Игорь никак не отреагировал.
Потом хозяйка подала настоящий клюквенный кисель, после которого прогнала нас на веранду, куда через пять минут принесла кофе и бутылку «Мартеля».
Мы удобно уселись в кресла, Игорь разлил коньяк по рюмкам:
– А теперь расскажи, зачем ты приехал и где ты работаешь. Если хочешь что-то узнать, не темни.
– Я работаю на бразильскую службу борьбы с наркотиками.
Игорь не удивился.
– Мы напали на след одного очень странного наркотика. Под действием этого наркотика люди совершают необдуманные поступки. Он изменяет характер поведения. Его синтезировали в России. Его используют для сексуальных игр.
– «Мефистофель»? – спросил Игорь.
– «Мефистофель».
– Ты говорил о женщине в эсэсовской форме, ты имел в виду мою сестру?
– Да.
– Тогда понятно, почему ты меня нашел. Она тебе дала мой адрес.
– Она сказала, ты продаешь картины в Вермонте.
– Ты знаешь, чем они с Аликом Тизанниковым занимались?
– Знаю. Но меня это не интересует. Меня интересует «Мефистофель». Откуда они его достали?
Я думал, Игорь не ответит. Но ошибся.
– Это я ей дал.
– А у тебя он откуда?
Игорь налил еще по рюмке коньяка:
– Твое здоровье. Как тебе моя Дуня?
– Красивая. Хозяйственная. И, по-моему, тебя любит.
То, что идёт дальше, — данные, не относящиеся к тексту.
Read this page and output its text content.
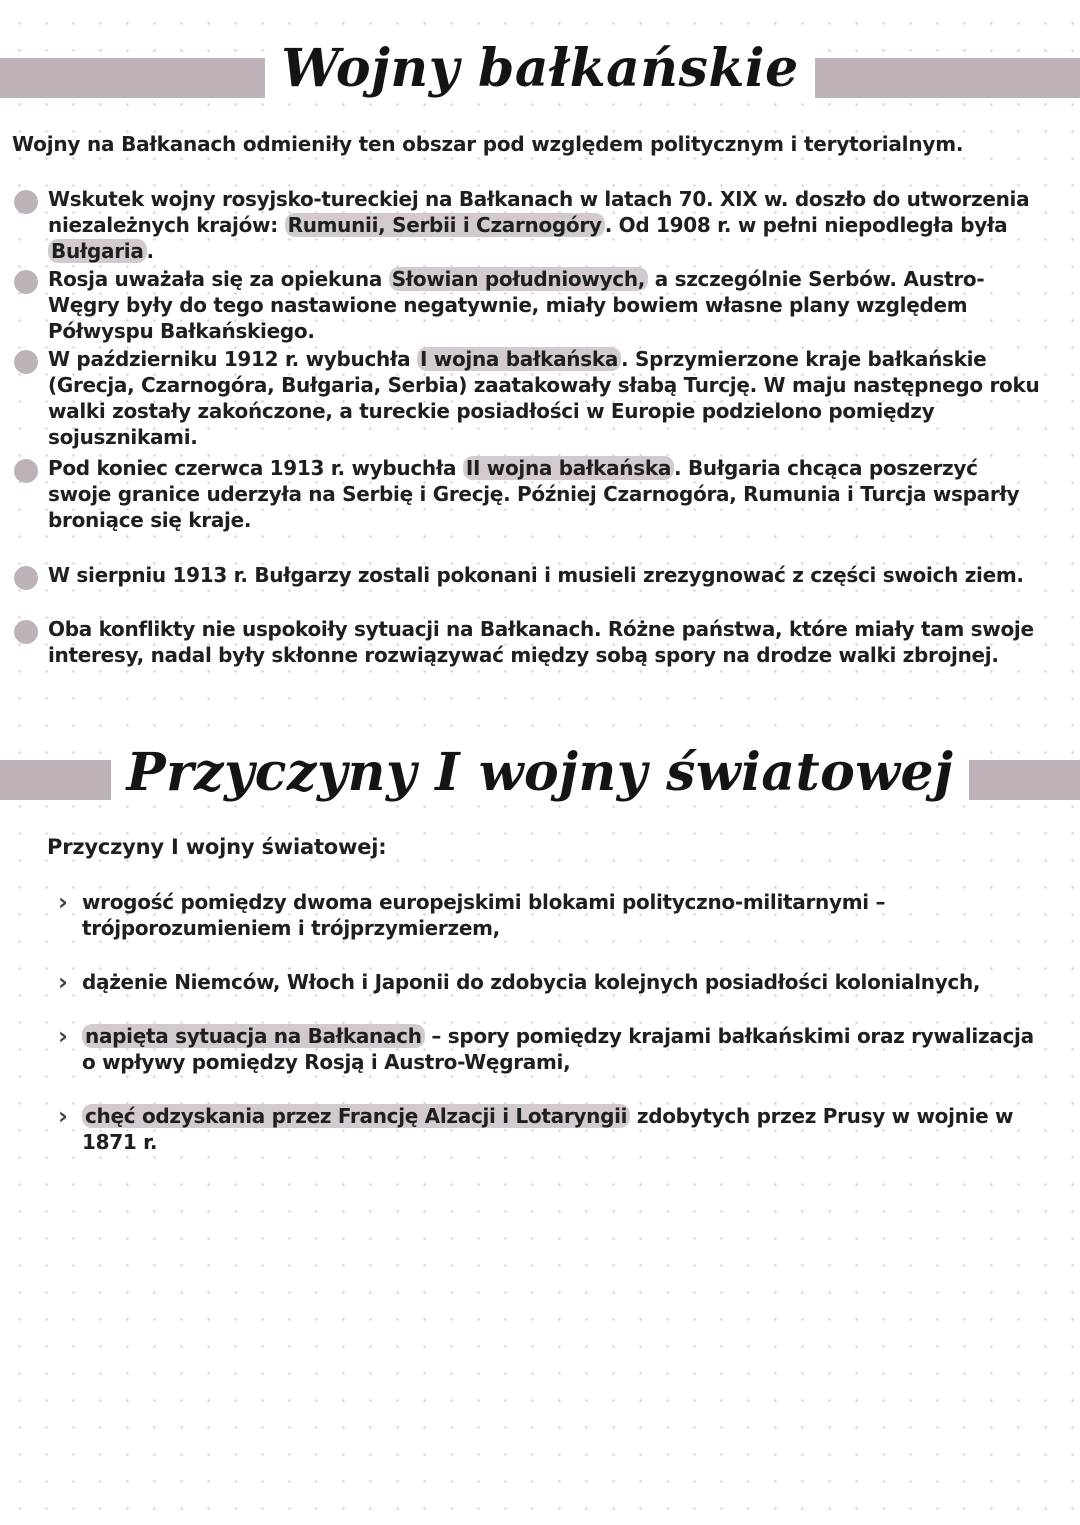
Wojny bałkańskie

Wojny na Bałkanach odmieniły ten obszar pod względem politycznym i terytorialnym.

Wskutek wojny rosyjsko-tureckiej na Bałkanach w latach 70. XIX w. doszło do utworzenia niezależnych krajów: Rumunii, Serbii i Czarnogóry . Od 1908 r. w pełni niepodległa była Bułgaria .
Rosja uważała się za opiekuna Słowian południowych, a szczególnie Serbów. Austro-Węgry były do tego nastawione negatywnie, miały bowiem własne plany względem Półwyspu Bałkańskiego.
W październiku 1912 r. wybuchła I wojna bałkańska . Sprzymierzone kraje bałkańskie (Grecja, Czarnogóra, Bułgaria, Serbia) zaatakowały słabą Turcję. W maju następnego roku walki zostały zakończone, a tureckie posiadłości w Europie podzielono pomiędzy sojusznikami.
Pod koniec czerwca 1913 r. wybuchła II wojna bałkańska . Bułgaria chcąca poszerzyć swoje granice uderzyła na Serbię i Grecję. Później Czarnogóra, Rumunia i Turcja wsparły broniące się kraje.
W sierpniu 1913 r. Bułgarzy zostali pokonani i musieli zrezygnować z części swoich ziem.
Oba konflikty nie uspokoiły sytuacji na Bałkanach. Różne państwa, które miały tam swoje interesy, nadal były skłonne rozwiązywać między sobą spory na drodze walki zbrojnej.
Przyczyny I wojny światowej

Przyczyny I wojny światowej:

› wrogość pomiędzy dwoma europejskimi blokami polityczno-militarnymi – trójporozumieniem i trójprzymierzem,
› dążenie Niemców, Włoch i Japonii do zdobycia kolejnych posiadłości kolonialnych,
› napięta sytuacja na Bałkanach – spory pomiędzy krajami bałkańskimi oraz rywalizacja o wpływy pomiędzy Rosją i Austro-Węgrami,
› chęć odzyskania przez Francję Alzacji i Lotaryngii zdobytych przez Prusy w wojnie w 1871 r.
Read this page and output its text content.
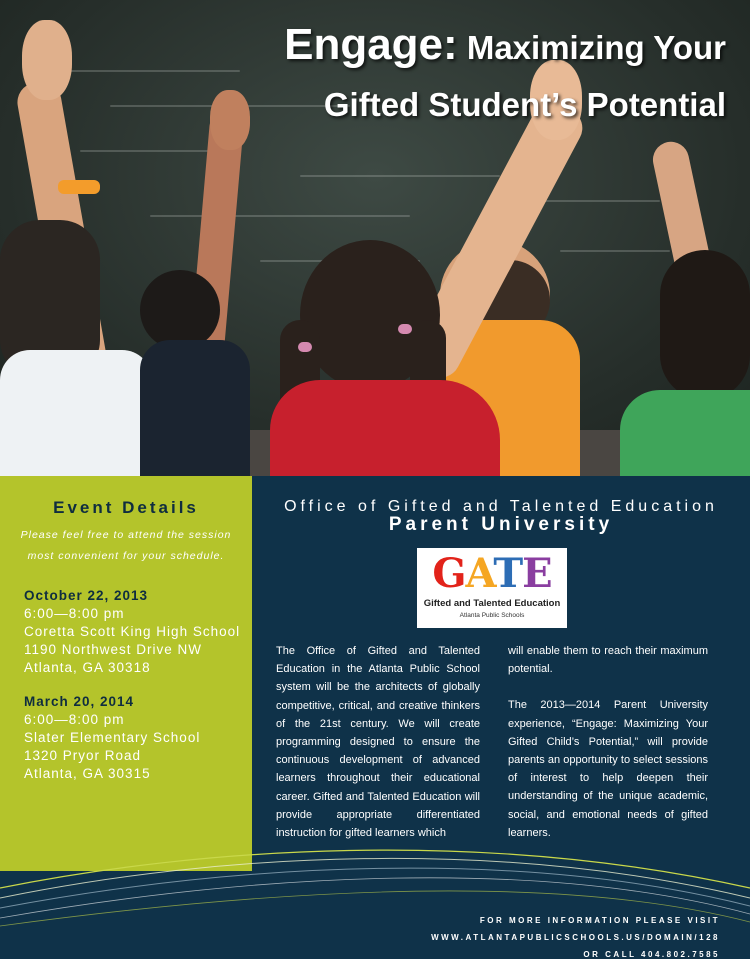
Engage: Maximizing Your
Gifted Student’s Potential
Event Details
Please feel free to attend the session most convenient for your schedule.
October 22, 2013
6:00—8:00 pm
Coretta Scott King High School
1190 Northwest Drive NW
Atlanta, GA 30318
March 20, 2014
6:00—8:00 pm
Slater Elementary School
1320 Pryor Road
Atlanta, GA 30315
Office of Gifted and Talented Education
Parent University
GATE
Gifted and Talented Education
Atlanta Public Schools

The Office of Gifted and Talented Education in the Atlanta Public School system will be the architects of globally competitive, critical, and creative thinkers of the 21st century. We will create programming designed to ensure the continuous development of advanced learners throughout their educational career. Gifted and Talented Education will provide appropriate differentiated instruction for gifted learners which

will enable them to reach their maximum potential.

The 2013—2014 Parent University experience, “Engage: Maximizing Your Gifted Child’s Potential,” will provide parents an opportunity to select sessions of interest to help deepen their understanding of the unique academic, social, and emotional needs of gifted learners.

FOR MORE INFORMATION PLEASE VISIT
WWW.ATLANTAPUBLICSCHOOLS.US/DOMAIN/128
OR CALL 404.802.7585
– Заметил ты главное. Любит.
Выпили. Игорь продолжил:
– После Перу Андропов меня определил в научно-исследовательский институт под крышу.
– Я слышал об этом.
– Я там спокойно работал. Точнее, делал вид, что работаю. Получал зарплату и у них в институте, и у нас в конторе. Жена была довольна. Потом началась эта перестройка, будь она проклята, и потом пришел Ельцин. Ты жену мою знал?
– Не приходилось.
– Считай, что повезло. Но в разводе виноват я. Она уехала в командировку, а я домой бабу привел, в магазине познакомились. Сели, выпили. И она подлила мне в бокал клофелин. Я заснул. А она на моем служебном пропуске написала фломастером «мудак». И отправила пропуск в наш отдел кадров. Ценной бандеролью! Думаю, по злобе. У меня в бумажнике денег оказалось меньше, чем она предполагала. Стерва. А теперь даже смешно. Да я и тогда особо не переживал. Из конторы выгнали, с женой развелся, а в институте остался. Ушел жить к сестре. У нее тогда был роман с кандидатом из нашего института, тот работал с этим «Мефистофелем». Они-то и придумали продавать «Мефистофель». Уехали в Лондон и там начали дело. А я оставался в Москве, регулярно воровал этот «Мефистофель» из сейфа директора института и привозил им в Лондон. Парень ее – ученый был невеликий, степень получил потому, что был племянником директора института. И пил по-черному.
Ознакомительная версия.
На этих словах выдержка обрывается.